人工知能の話になると話題に上がるのは「ターミネーターみたいな戦争が起こる」「機械に取って代わられる職業トップ10」とかなので、機械は人間の生活を"侵略"してくる敵対的存在みたいな印象を与えられる。そういった点から、「データサイエンス」「人工知能」は人間に"冷たい"という印象を抱くが、そうではなくむしろ人間の生活を豊かにしてくれる"温かいものだ"と説いているのだと感じた。

 

「コミュニケーションができるという点で人間は機械よりも有意だ」という点に関しては、例えば病気の診断に関して、機械は「これまでの膨大な統計データと参照しても、お前は5年後に◯%の確率で死ぬよ」と結果を通知してきても、やはり人間の医師にも意見を聞きたくなる。

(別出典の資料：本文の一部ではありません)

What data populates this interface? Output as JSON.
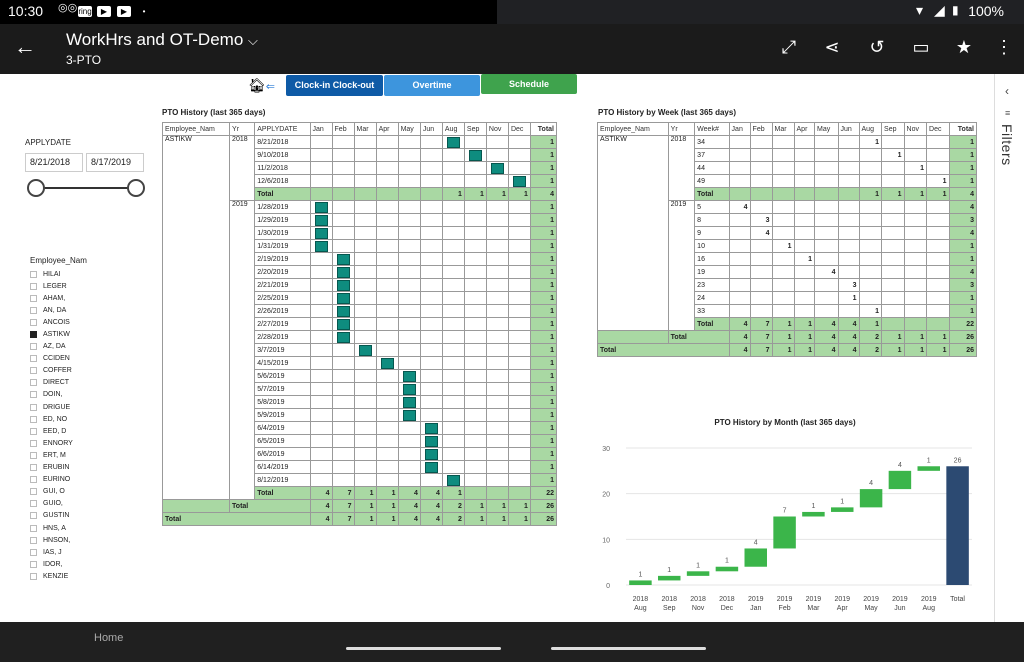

なぜなら機械にはコニュニケーションが出来ないから。もしかするとミスを犯す人間より機械はより正解に近い答えを出しているのかもしれないが、それでも人間は、「辛い」と伝えるとまゆを潜めて声のトーンを落とし、「大丈夫ですか?どれくらい辛いですか?いつから辛いですか?」と"対話"してくれる人間の医師を信用するのかもしれない。データサイエンス業界に居るものとしては、「いやいや、それでも科学の叡智としての機械の結果を信じようぜ!」と言いたくもなるが、人間医師を信じたくなる気持ちも十分にわかる。この辺のお話は以前書いた自分の入院記にも書いたので共感できる部分でもある

kskbyt.hatenablog.jp

 

いろいろな記事を読んでいると、人工知能は人間にとって脅威なのか?というお題に対しては、『人間には「コミュニケーション力」と「創造力」があるので、その部分で機械に勝てるのでダイジョブ』という回答が一つの通説化してきている気がする。